His eyes were dark and unreadable as they met hers. “I thought—no suggestive comments.”

Gina moved on to the other cuff. “That wasn’t a suggestive comment. It was an illustrative one, designed to make the point that, under the circumstances, I should probably have something to call you besides, hey, popsicle boy. So, name?”

“Popsicle boy?” His lips twitched. For just a moment a flare of amusement lit his eyes. But still he seemed to hesitate. Why? God, she didn’t want to know. Gina had just flicked another, frowning glance at him when he said, “Cal.”

“Cal?” He didn’t respond. “Cal—what?”

“Let’s just stick with Cal.”

That was it. No last name forthcoming. Or maybe that was his last name. No, more likely it was a nickname.

Not that it made any real difference. Whatever his name was, whatever he was into, he’d become her responsibility. Or, to be more precise, she’d made him her responsibility, by fishing him out of the sea and dragging him up off the shore and, in general, saving his life. And that would be because, she realized with a not particularly welcome flash of insight, when she’d seen his plane crash, when she’d spotted him alive in the water, she had immediately, instinctively identified with him. As in, they were members of the same club.

Plane Crash Survivors Anonymous, anyone?

“Nice to meet you, Cal.” Her voice was dry.

“Likewise.” He paused, then added deliberately, “Gina.”

So he remembered her name. At the time she hadn’t even been sure it had registered with him.

She could feel him watching her as she quickly unbuttoned his other cuff and reached for his belt buckle, but she didn’t look up again.

Assuming that because they’d been through a similar experience they were somehow alike could prove to be an error of major proportions, she told herself. A dangerous error. Because she was growing more and more convinced that he was a dangerous man.

Meaning to wait to strip his shirt completely off at the same time as his pants so as not to leave any one part of him exposed to the frigid air for longer than was necessary, she moved on, unfastening his belt buckle with brisk efficiency even as she firmly ignored the muscular six-pack her fingers couldn’t help but brush, then undoing the button below it and reaching for his fly.

“I got this part,” he said. His hands were at his zipper, brushing hers aside.

Okay. She so did not have a problem with that. At the sound of his zipper being lowered, she sank back a little.

Without the pressure of his hand holding it in place, the pad he’d been pressing to his side—her turtleneck—slid from his body to the ground.

She saw what was beneath it.

A round, dark hole the approximate size of a dime. On his far left side an inch or so above his hipbone. Sluggishly oozing blood. Bruising and dark smears all around it.

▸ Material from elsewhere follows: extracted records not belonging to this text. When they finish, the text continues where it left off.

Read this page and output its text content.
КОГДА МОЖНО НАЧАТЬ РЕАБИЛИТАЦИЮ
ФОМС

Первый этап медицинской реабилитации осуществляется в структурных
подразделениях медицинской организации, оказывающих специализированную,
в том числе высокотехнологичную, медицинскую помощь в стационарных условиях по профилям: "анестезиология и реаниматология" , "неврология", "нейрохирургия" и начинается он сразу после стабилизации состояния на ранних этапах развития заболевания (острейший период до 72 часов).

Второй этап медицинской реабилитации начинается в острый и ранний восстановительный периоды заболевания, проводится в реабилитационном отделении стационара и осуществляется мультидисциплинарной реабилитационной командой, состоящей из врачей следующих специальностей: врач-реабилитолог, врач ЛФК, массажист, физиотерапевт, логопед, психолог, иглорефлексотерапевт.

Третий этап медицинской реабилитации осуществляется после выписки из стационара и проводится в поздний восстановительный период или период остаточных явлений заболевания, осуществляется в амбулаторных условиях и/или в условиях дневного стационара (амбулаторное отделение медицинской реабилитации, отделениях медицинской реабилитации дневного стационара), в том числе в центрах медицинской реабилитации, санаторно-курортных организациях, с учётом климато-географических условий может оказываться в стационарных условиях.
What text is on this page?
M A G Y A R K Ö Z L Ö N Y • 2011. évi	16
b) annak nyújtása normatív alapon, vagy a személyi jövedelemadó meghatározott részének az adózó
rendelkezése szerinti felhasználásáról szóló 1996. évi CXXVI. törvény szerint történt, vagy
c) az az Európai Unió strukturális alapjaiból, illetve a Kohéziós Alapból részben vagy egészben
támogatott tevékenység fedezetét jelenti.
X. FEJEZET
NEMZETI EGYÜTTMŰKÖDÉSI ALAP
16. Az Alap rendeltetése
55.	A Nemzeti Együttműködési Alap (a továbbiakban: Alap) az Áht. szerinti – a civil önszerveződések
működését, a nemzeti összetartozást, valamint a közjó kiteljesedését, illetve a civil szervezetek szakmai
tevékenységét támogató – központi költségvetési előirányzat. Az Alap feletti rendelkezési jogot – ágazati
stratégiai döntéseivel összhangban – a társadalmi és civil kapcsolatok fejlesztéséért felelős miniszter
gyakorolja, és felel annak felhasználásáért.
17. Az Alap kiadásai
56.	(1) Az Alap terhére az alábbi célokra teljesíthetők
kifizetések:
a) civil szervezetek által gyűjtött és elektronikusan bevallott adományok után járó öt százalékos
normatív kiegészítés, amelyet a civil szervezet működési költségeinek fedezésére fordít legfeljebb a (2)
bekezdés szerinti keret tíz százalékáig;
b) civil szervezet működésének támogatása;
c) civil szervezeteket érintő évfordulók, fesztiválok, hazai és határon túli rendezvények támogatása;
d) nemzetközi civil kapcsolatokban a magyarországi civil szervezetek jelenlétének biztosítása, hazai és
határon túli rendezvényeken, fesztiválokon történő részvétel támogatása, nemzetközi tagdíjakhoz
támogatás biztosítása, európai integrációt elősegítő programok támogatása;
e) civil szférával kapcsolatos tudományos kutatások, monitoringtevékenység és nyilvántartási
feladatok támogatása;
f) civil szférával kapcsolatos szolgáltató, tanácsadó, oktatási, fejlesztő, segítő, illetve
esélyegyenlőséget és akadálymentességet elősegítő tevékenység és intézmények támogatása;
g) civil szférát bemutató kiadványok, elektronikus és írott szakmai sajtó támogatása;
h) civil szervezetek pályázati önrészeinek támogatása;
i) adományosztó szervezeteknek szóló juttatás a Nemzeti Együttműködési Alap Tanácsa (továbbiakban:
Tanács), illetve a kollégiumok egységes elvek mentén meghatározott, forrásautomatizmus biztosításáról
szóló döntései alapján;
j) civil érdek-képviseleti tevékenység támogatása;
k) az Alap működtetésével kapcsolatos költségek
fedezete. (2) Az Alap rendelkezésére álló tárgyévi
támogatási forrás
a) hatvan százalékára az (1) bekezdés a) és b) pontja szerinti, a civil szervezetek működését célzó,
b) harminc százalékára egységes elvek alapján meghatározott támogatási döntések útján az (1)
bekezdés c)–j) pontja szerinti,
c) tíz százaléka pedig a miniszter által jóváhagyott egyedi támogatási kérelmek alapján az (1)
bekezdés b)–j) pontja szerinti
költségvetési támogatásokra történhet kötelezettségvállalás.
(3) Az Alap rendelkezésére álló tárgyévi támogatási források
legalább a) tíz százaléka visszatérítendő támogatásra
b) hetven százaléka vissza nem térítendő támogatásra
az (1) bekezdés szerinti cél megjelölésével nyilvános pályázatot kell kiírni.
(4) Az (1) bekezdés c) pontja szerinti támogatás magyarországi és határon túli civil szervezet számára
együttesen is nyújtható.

His injury. The one that had stained his shirt. The one that had been bleeding all along.

She’d assumed it was a gash of some sort, the result of the plane crash.

She’d assumed wrong.

That’s a bullet hole.

Surprise widened her eyes. Before she could stop herself from looking up, she did, and her gaze collided with his.





Chapter Ten





He’d been shot.

The knowledge hung there in the air between them.

She knew, and he knew she knew. Neither of them had to say a word.